I so fervently believe these children, the boys especially, are the key to seeing a tangible change in the Valley. It’s a man’s world here. If these boys grow up and allow God to transform their hearts towards him—we have a brand new generation of fathers, husbands, workers, who will, in turn, affect all the women and children here. If they know and love God, and have biblical teaching, they have the option to choose to be faithful to their wives, to do more than provide food for their families, but to be present with them and lead them with a gentle hand. As it stands, I have no interest, nor calling to reach out to the men here. But my boys will be men someday. They’re already little men. And they believe everything that they’ve even known thus far in life to be the norm, which completely makes sense.
“What do you think it means to be a good father?”
“You send your children to get water.”
“Have you ever seen your Mama or other Mamas in the village get hit before?”
“Oh, of course.”
“What does it mean to love your wife?”
“You make sure she has food.”
You sure you want me to try this, Jesus?
And now that I’ve blogged about it, what happens if I fail? What if I fail to see or make any difference in these boys that I believe are the key to seeing change in the Valley? What in the world do I know about even attempting this, as a 20 something year old white American woman-thing?
Hold on to the pattern of wholesome teaching you learned from me—a pattern shaped by the faith and love that you have in Christ Jesus. Through the power of the Holy Spirit who lives within us, carefully guard the precious truth that has been entrusted to you. – 2 Timothy 1:13-14
Each of us did the work the Lord gave us. I planted the seed in your hearts, and Apollos watered it, but it was God who made it grow. It’s not important who does the planting, or who does the watering. What’s important is that God makes the seed grow.
– 1 Corinthians 3:5-8
Well, okay then.
But what if I’m forcing my cultural expectations or concepts on them?
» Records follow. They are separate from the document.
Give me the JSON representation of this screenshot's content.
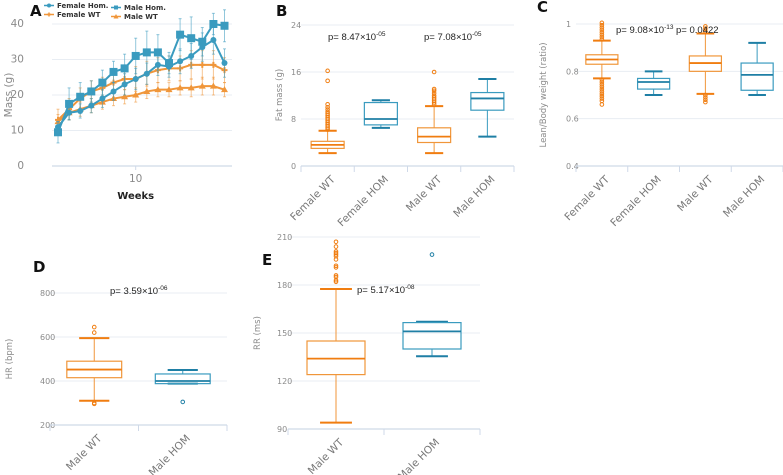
{
  "colors": {
    "wt": "#f0963a",
    "wt_dark": "#f07d10",
    "hom": "#3a9bbf",
    "hom_dark": "#1f7fa5"
  },
  "chart_data": [
    {
      "id": "A",
      "panel_label": "A",
      "type": "line",
      "title": "",
      "xlabel": "Weeks",
      "ylabel": "Mass (g)",
      "ylim": [
        0,
        40
      ],
      "yticks": [
        "0",
        "10",
        "20",
        "30",
        "40"
      ],
      "xticks": [
        "10"
      ],
      "x": [
        3,
        4,
        5,
        6,
        7,
        8,
        9,
        10,
        11,
        12,
        13,
        14,
        15,
        16,
        17,
        18
      ],
      "legend_position": "top-left",
      "grid": true,
      "series": [
        {
          "name": "Female Hom.",
          "marker": "circle",
          "color": "hom",
          "values": [
            11,
            15,
            15.5,
            17,
            19,
            21,
            23,
            24.5,
            26,
            28.5,
            28,
            29.5,
            31,
            33.5,
            35.5,
            29
          ],
          "error": [
            1.5,
            2,
            2,
            2,
            2.5,
            2.5,
            3,
            3,
            3,
            3,
            3,
            3.5,
            3.5,
            4,
            4,
            4
          ]
        },
        {
          "name": "Male Hom.",
          "marker": "square",
          "color": "hom",
          "values": [
            9.5,
            17.5,
            19.5,
            21,
            23.5,
            26.5,
            27.5,
            31,
            32,
            32,
            29,
            37,
            36,
            35,
            40,
            39.5
          ],
          "error": [
            3,
            4.5,
            4,
            3,
            3.5,
            3,
            4,
            5,
            6,
            5,
            3,
            4.5,
            6,
            4,
            3,
            4.5
          ]
        },
        {
          "name": "Female WT",
          "marker": "plus",
          "color": "wt",
          "values": [
            13,
            16,
            19,
            21,
            22,
            23.5,
            24.5,
            24.5,
            26,
            27,
            27.5,
            27.5,
            28.5,
            28.5,
            28.5,
            27
          ],
          "error": [
            3,
            3,
            3,
            3,
            3,
            3,
            3,
            3.5,
            3.5,
            3.5,
            3.5,
            3.5,
            4,
            4,
            4,
            3.5
          ]
        },
        {
          "name": "Male WT",
          "marker": "triangle",
          "color": "wt",
          "values": [
            12.5,
            15,
            16,
            17,
            18,
            19,
            19.5,
            20,
            21,
            21.5,
            21.5,
            22,
            22,
            22.5,
            22.5,
            21.5
          ],
          "error": [
            2,
            2,
            2,
            2,
            2,
            2,
            2,
            2,
            2,
            2,
            2,
            2,
            2.5,
            2.5,
            2.5,
            2
          ]
        }
      ]
    },
    {
      "id": "B",
      "panel_label": "B",
      "type": "box",
      "ylabel": "Fat mass (g)",
      "ylim": [
        0,
        24
      ],
      "yticks": [
        "0",
        "8",
        "16",
        "24"
      ],
      "categories": [
        "Female WT",
        "Female HOM",
        "Male WT",
        "Male HOM"
      ],
      "annotations": [
        {
          "text": "p= 8.47×10",
          "exp": "-05"
        },
        {
          "text": "p= 7.08×10",
          "exp": "-05"
        }
      ],
      "boxes": [
        {
          "group": "wt",
          "min": 2.2,
          "q1": 3.0,
          "median": 3.6,
          "q3": 4.2,
          "max": 6.0,
          "outliers": [
            6.2,
            6.5,
            6.8,
            7.1,
            7.4,
            7.7,
            8.0,
            8.3,
            8.6,
            8.9,
            9.2,
            9.6,
            10.0,
            10.5,
            14.5,
            16.2
          ]
        },
        {
          "group": "hom",
          "min": 6.5,
          "q1": 7.0,
          "median": 8.0,
          "q3": 10.8,
          "max": 11.2,
          "outliers": []
        },
        {
          "group": "wt",
          "min": 2.2,
          "q1": 4.0,
          "median": 5.0,
          "q3": 6.5,
          "max": 10.2,
          "outliers": [
            10.5,
            10.8,
            11.1,
            11.4,
            11.7,
            12.0,
            12.4,
            12.8,
            13.1,
            16.0
          ]
        },
        {
          "group": "hom",
          "min": 5.0,
          "q1": 9.5,
          "median": 11.5,
          "q3": 12.5,
          "max": 14.8,
          "outliers": []
        }
      ]
    },
    {
      "id": "C",
      "panel_label": "C",
      "type": "box",
      "ylabel": "Lean/Body weight (ratio)",
      "ylim": [
        0.4,
        1.0
      ],
      "yticks": [
        "0.4",
        "0.6",
        "0.8",
        "1"
      ],
      "categories": [
        "Female WT",
        "Female HOM",
        "Male WT",
        "Male HOM"
      ],
      "annotations": [
        {
          "text": "p= 9.08×10",
          "exp": "-13"
        },
        {
          "text": "p= 0.0422",
          "exp": ""
        }
      ],
      "boxes": [
        {
          "group": "wt",
          "min": 0.77,
          "q1": 0.83,
          "median": 0.85,
          "q3": 0.87,
          "max": 0.93,
          "outliers": [
            0.935,
            0.945,
            0.955,
            0.965,
            0.975,
            0.985,
            0.995,
            1.005,
            0.765,
            0.755,
            0.745,
            0.735,
            0.725,
            0.715,
            0.705,
            0.695,
            0.685,
            0.675,
            0.66
          ]
        },
        {
          "group": "hom",
          "min": 0.7,
          "q1": 0.725,
          "median": 0.755,
          "q3": 0.77,
          "max": 0.8,
          "outliers": []
        },
        {
          "group": "wt",
          "min": 0.705,
          "q1": 0.8,
          "median": 0.835,
          "q3": 0.865,
          "max": 0.96,
          "outliers": [
            0.97,
            0.98,
            0.99,
            0.7,
            0.69,
            0.68,
            0.67
          ]
        },
        {
          "group": "hom",
          "min": 0.7,
          "q1": 0.72,
          "median": 0.785,
          "q3": 0.835,
          "max": 0.92,
          "outliers": []
        }
      ]
    },
    {
      "id": "D",
      "panel_label": "D",
      "type": "box",
      "ylabel": "HR (bpm)",
      "ylim": [
        200,
        800
      ],
      "yticks": [
        "200",
        "400",
        "600",
        "800"
      ],
      "categories": [
        "Male WT",
        "Male HOM"
      ],
      "annotations": [
        {
          "text": "p= 3.59×10",
          "exp": "-06"
        }
      ],
      "boxes": [
        {
          "group": "wt",
          "min": 310,
          "q1": 415,
          "median": 452,
          "q3": 490,
          "max": 595,
          "outliers": [
            296,
            300,
            620,
            645
          ]
        },
        {
          "group": "hom",
          "min": 388,
          "q1": 388,
          "median": 400,
          "q3": 432,
          "max": 450,
          "outliers": [
            305
          ]
        }
      ]
    },
    {
      "id": "E",
      "panel_label": "E",
      "type": "box",
      "ylabel": "RR (ms)",
      "ylim": [
        90,
        210
      ],
      "yticks": [
        "90",
        "120",
        "150",
        "180",
        "210"
      ],
      "categories": [
        "Male WT",
        "Male HOM"
      ],
      "annotations": [
        {
          "text": "p= 5.17×10",
          "exp": "-08"
        }
      ],
      "boxes": [
        {
          "group": "wt",
          "min": 94,
          "q1": 124,
          "median": 134,
          "q3": 145,
          "max": 177.5,
          "outliers": [
            182,
            183,
            185,
            186,
            191,
            192,
            196,
            198,
            199,
            200,
            201,
            204,
            207
          ]
        },
        {
          "group": "hom",
          "min": 135.5,
          "q1": 140,
          "median": 151,
          "q3": 156.5,
          "max": 157,
          "outliers": [
            199
          ]
        }
      ]
    }
  ]
}
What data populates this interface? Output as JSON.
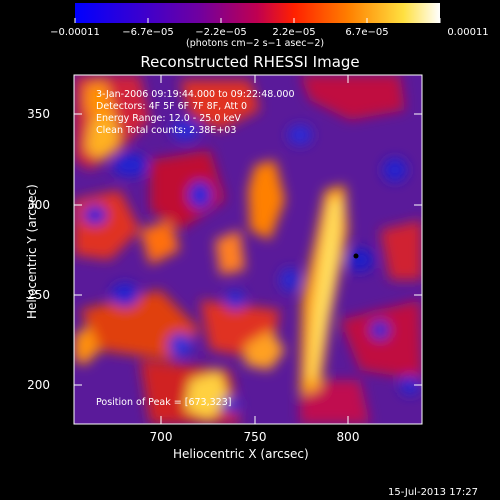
{
  "colorbar": {
    "tick_labels": [
      "−0.00011",
      "−6.7e−05",
      "−2.2e−05",
      "2.2e−05",
      "6.7e−05",
      "0.00011"
    ],
    "unit_label": "(photons cm−2 s−1 asec−2)",
    "colors": [
      "#0000ff",
      "#6a00b8",
      "#c0006a",
      "#ff3000",
      "#ffa000",
      "#ffff80",
      "#ffffff"
    ]
  },
  "title": "Reconstructed RHESSI Image",
  "info": {
    "line1": "3-Jan-2006 09:19:44.000 to 09:22:48.000",
    "line2": "Detectors: 4F 5F 6F 7F 8F, Att 0",
    "line3": "Energy Range: 12.0 - 25.0 keV",
    "line4": "Clean   Total counts: 2.38E+03",
    "peak": "Position of Peak = [673,323]"
  },
  "axes": {
    "xlabel": "Heliocentric X (arcsec)",
    "ylabel": "Heliocentric Y (arcsec)",
    "xticks": [
      "700",
      "750",
      "800"
    ],
    "yticks": [
      "350",
      "300",
      "250",
      "200"
    ]
  },
  "timestamp": "15-Jul-2013 17:27"
}
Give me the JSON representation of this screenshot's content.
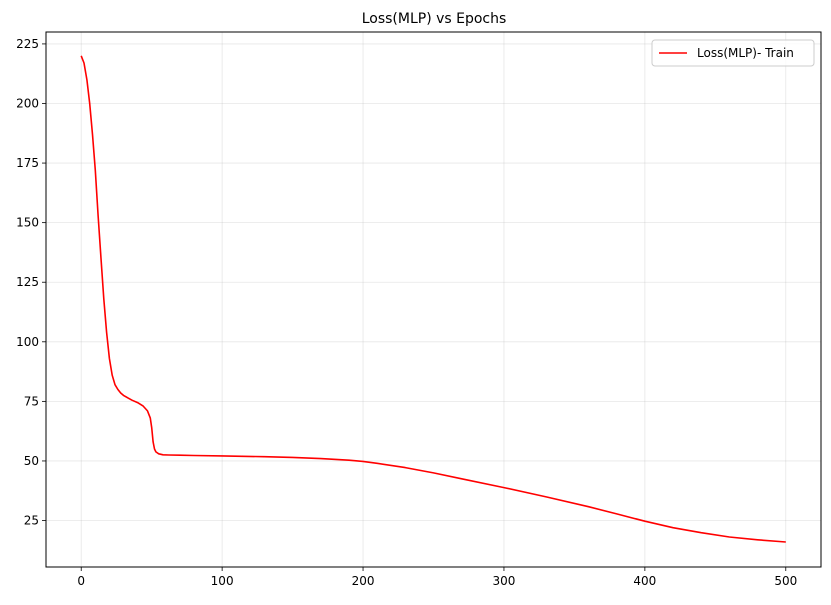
{
  "chart_data": {
    "type": "line",
    "title": "Loss(MLP) vs Epochs",
    "xlabel": "",
    "ylabel": "",
    "xlim": [
      -25,
      525
    ],
    "ylim": [
      5.5,
      230
    ],
    "xticks": [
      0,
      100,
      200,
      300,
      400,
      500
    ],
    "yticks": [
      25,
      50,
      75,
      100,
      125,
      150,
      175,
      200,
      225
    ],
    "grid": true,
    "legend_position": "top-right",
    "series": [
      {
        "name": "Loss(MLP)- Train",
        "color": "#ff0000",
        "x": [
          0,
          2,
          4,
          6,
          8,
          10,
          12,
          14,
          16,
          18,
          20,
          22,
          24,
          26,
          28,
          30,
          33,
          36,
          40,
          44,
          47,
          49,
          50,
          51,
          52,
          53,
          55,
          58,
          62,
          70,
          80,
          100,
          130,
          150,
          170,
          190,
          200,
          210,
          230,
          250,
          270,
          300,
          330,
          360,
          380,
          400,
          420,
          440,
          460,
          480,
          500
        ],
        "values": [
          220,
          217,
          210,
          200,
          187,
          172,
          153,
          135,
          118,
          104,
          93,
          86,
          82,
          80,
          78.5,
          77.5,
          76.5,
          75.5,
          74.5,
          73,
          71,
          68,
          64,
          58,
          55,
          53.8,
          53,
          52.6,
          52.5,
          52.4,
          52.3,
          52.1,
          51.8,
          51.5,
          51.0,
          50.3,
          49.8,
          49.0,
          47.2,
          45.0,
          42.5,
          38.8,
          34.9,
          30.8,
          27.8,
          24.7,
          22.0,
          19.9,
          18.1,
          16.9,
          16.0
        ]
      }
    ]
  }
}
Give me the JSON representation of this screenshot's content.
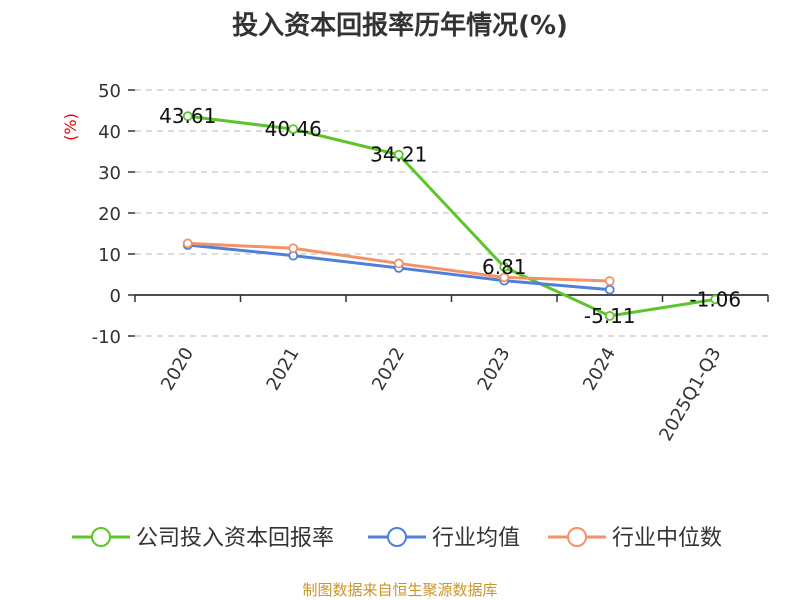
{
  "chart_data": {
    "type": "line",
    "title": "投入资本回报率历年情况(%)",
    "ylabel": "(%)",
    "xlabel": "",
    "categories": [
      "2020",
      "2021",
      "2022",
      "2023",
      "2024",
      "2025Q1-Q3"
    ],
    "ylim": [
      -10,
      50
    ],
    "yticks": [
      50,
      40,
      30,
      20,
      10,
      0,
      -10
    ],
    "grid": true,
    "legend_position": "bottom",
    "series": [
      {
        "name": "公司投入资本回报率",
        "color": "#5cc529",
        "values": [
          43.61,
          40.46,
          34.21,
          6.81,
          -5.11,
          -1.06
        ],
        "labels": [
          "43.61",
          "40.46",
          "34.21",
          "6.81",
          "-5.11",
          "-1.06"
        ]
      },
      {
        "name": "行业均值",
        "color": "#4f7fdb",
        "values": [
          12.2,
          9.6,
          6.6,
          3.5,
          1.3,
          null
        ]
      },
      {
        "name": "行业中位数",
        "color": "#f39264",
        "values": [
          12.6,
          11.4,
          7.7,
          4.3,
          3.4,
          null
        ]
      }
    ],
    "source": "制图数据来自恒生聚源数据库"
  }
}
Sometimes there are things that supersede culture and are just wrong no matter where you are or what standard of morality people enforce in the particular geographical location.
Like taking advantage of little girls.
Like beating your wife, instead of loving and protecting her.
Like using the money you earn for drink while your family goes hungry.
And I can’t stop it all.
I can’t deal justice or judgment out on anyone, as much as my blood boils and I want too. That’s God’s seat, and I’m done putting myself there; as good as my intentions are, I’m still not God.
But I can teach these little boys what God says about love, life and relationships. I can give them Truth and try to actually make disciples, even if it looks totally different that what I thought it would or what I feel equipped for.